Сон Ивана Михалыча:– Лежу я, будто бы, неподвижно и что-то ужасное совершается, наступает с невидимой нам стороны, а собака-защитница видит, но сказать не может и даже не лает от ужаса, и все пятится, пятится ко мне. Я говорю: «Понтик, Понтик, вперед!» Он же не бросается, как всегда, и все пятится, пятится ближе, ближе ко мне, прижимается, ложится, будто спать, только одна нога его складывается так, чтобы вскочить сразу. «Вперед, вперед!» – кричу я в ужасе. Он же ничего не слышит, смотрит туда и дрожит, дрожит.
– Весь сон? – сказала Капитолина Ивановна. – Ну, что же?
– Как, что же – страшно: я просыпаюсь весь ледяной. Мне кажется, сны такой ужасной быстроты бывают за то, что тело человека лежит в могильной неподвижности. Не за то ли и нам, русским, больше всего досталось от этой жестокой войны, что столетия мы лежим неподвижно?

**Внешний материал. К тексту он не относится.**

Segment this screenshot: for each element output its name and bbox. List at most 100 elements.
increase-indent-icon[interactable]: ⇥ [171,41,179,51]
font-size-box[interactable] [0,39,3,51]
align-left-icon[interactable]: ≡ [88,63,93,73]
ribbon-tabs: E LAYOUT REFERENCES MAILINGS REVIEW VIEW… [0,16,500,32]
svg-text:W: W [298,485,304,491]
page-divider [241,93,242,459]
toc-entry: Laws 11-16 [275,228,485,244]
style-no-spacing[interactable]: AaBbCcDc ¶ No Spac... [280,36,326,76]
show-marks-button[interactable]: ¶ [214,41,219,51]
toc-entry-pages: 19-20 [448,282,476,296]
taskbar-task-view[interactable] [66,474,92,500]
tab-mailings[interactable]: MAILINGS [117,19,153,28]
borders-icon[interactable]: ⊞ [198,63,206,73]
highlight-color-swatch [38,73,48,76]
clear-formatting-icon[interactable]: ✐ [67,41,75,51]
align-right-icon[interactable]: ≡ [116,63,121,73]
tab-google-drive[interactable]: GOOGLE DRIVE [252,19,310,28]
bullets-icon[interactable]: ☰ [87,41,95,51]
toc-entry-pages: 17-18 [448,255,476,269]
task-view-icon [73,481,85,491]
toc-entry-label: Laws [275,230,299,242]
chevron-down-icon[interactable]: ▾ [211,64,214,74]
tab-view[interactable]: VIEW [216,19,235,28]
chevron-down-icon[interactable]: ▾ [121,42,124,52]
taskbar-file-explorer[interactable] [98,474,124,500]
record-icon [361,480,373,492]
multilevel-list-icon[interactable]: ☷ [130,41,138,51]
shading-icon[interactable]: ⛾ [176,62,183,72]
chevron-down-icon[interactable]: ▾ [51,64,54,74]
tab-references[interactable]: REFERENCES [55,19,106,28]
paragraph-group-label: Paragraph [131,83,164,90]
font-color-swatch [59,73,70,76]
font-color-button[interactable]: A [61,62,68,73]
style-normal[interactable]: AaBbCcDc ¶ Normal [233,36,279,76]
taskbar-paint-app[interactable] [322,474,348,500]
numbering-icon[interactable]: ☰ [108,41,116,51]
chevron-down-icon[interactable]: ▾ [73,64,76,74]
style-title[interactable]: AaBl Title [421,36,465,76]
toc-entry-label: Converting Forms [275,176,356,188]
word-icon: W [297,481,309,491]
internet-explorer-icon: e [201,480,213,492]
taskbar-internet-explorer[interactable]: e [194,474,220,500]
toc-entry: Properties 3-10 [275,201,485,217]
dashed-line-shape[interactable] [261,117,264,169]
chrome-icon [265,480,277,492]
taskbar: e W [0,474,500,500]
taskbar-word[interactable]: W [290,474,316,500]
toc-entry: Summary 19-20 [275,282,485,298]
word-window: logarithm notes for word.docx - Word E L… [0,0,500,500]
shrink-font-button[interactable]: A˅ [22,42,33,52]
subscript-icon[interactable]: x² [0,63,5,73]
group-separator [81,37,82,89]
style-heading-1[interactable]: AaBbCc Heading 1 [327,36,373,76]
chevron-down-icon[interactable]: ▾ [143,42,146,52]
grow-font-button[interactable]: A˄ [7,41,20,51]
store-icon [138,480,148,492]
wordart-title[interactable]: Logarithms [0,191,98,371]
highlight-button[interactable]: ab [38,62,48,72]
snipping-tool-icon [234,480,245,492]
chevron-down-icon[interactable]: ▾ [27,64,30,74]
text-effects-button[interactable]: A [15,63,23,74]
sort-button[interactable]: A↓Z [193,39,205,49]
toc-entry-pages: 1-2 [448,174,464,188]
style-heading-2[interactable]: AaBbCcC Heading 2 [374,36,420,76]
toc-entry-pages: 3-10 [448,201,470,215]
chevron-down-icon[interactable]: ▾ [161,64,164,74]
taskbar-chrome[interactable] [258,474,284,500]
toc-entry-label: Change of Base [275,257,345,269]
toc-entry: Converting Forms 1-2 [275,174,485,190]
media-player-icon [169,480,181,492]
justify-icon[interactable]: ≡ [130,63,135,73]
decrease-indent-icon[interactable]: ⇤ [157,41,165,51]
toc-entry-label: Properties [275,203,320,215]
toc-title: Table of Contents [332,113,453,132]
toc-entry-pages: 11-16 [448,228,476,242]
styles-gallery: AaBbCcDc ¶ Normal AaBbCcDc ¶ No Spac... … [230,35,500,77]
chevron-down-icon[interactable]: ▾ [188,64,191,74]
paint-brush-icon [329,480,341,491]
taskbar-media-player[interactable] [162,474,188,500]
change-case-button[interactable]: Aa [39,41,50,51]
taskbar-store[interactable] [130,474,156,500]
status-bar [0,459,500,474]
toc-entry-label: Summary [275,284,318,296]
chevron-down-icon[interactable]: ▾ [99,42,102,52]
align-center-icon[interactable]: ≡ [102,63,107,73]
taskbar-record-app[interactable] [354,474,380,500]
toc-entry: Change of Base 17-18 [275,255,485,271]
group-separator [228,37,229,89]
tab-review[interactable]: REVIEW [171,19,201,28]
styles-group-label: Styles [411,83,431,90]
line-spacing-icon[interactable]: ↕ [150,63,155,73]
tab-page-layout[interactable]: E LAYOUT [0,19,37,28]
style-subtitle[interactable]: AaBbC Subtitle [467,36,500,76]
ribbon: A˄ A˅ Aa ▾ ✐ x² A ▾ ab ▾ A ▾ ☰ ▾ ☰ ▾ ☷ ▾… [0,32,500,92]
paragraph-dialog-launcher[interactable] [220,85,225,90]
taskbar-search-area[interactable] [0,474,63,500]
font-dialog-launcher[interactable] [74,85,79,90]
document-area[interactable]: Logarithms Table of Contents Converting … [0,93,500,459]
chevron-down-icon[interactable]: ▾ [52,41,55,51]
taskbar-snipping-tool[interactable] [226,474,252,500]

Встревоженная и сном и общим настроением Ивана Михайловича, внезапно взволнованная, Капитолина Ивановна спросила:
– Ну, хорошо, мы покажем, а если у нас, как было в Ольшанце, все отберут, что же нам делать тогда?
– Ничего особенно: мы возьмем детей, приведем их на общество, скажем: «Кормите!» – бросим и пойдем по миру, разве это будет хуже, чем в таком унижении? Нет! мы сделаем еще лучше, мы возьмем где-нибудь разрешение на сбор и пойдем вместе с детьми собирать у богатых мужиков муку для голодающих.
Капитолина Ивановна за это время тоже ужасно измучилась. Сверкнувшая мысль обняла ее, подняла ее: вот исход! На этом пути, может быть, придется погибнуть, но ведь и так все равно не пережить смутное время, зато уж умирать человеком. Решительно сказала:
– Ну, идем переносить муку.
И они пошли ночью, озираясь, проверяя тропинки, не подсматривает ли кто, в стойла, где под соломенной настилкой, по пуду на мешок, лежало около десяти пудов муки ржаной, пшена, гречи. Ждали обыска с раннего утра в прекрасном настроении, так бывает всегда, если только решиться подвести черту – конец так конец!
Иван Михалыч занимался с детьми, никогда он не был таким добрым, внимательным учителем, и дети никогда не были такими усердными и послушными, предчувствие новой, прекрасной жизни передавалось и детям. Капитолина Ивановна хлопотала по хозяйству, И. М. ничего особенного против вчерашнего в лице ее не замечал, хотя, если бы не был так превосходно настроен, мог бы заметить: она хлопотала больше прежнего и была чем-то озабочена.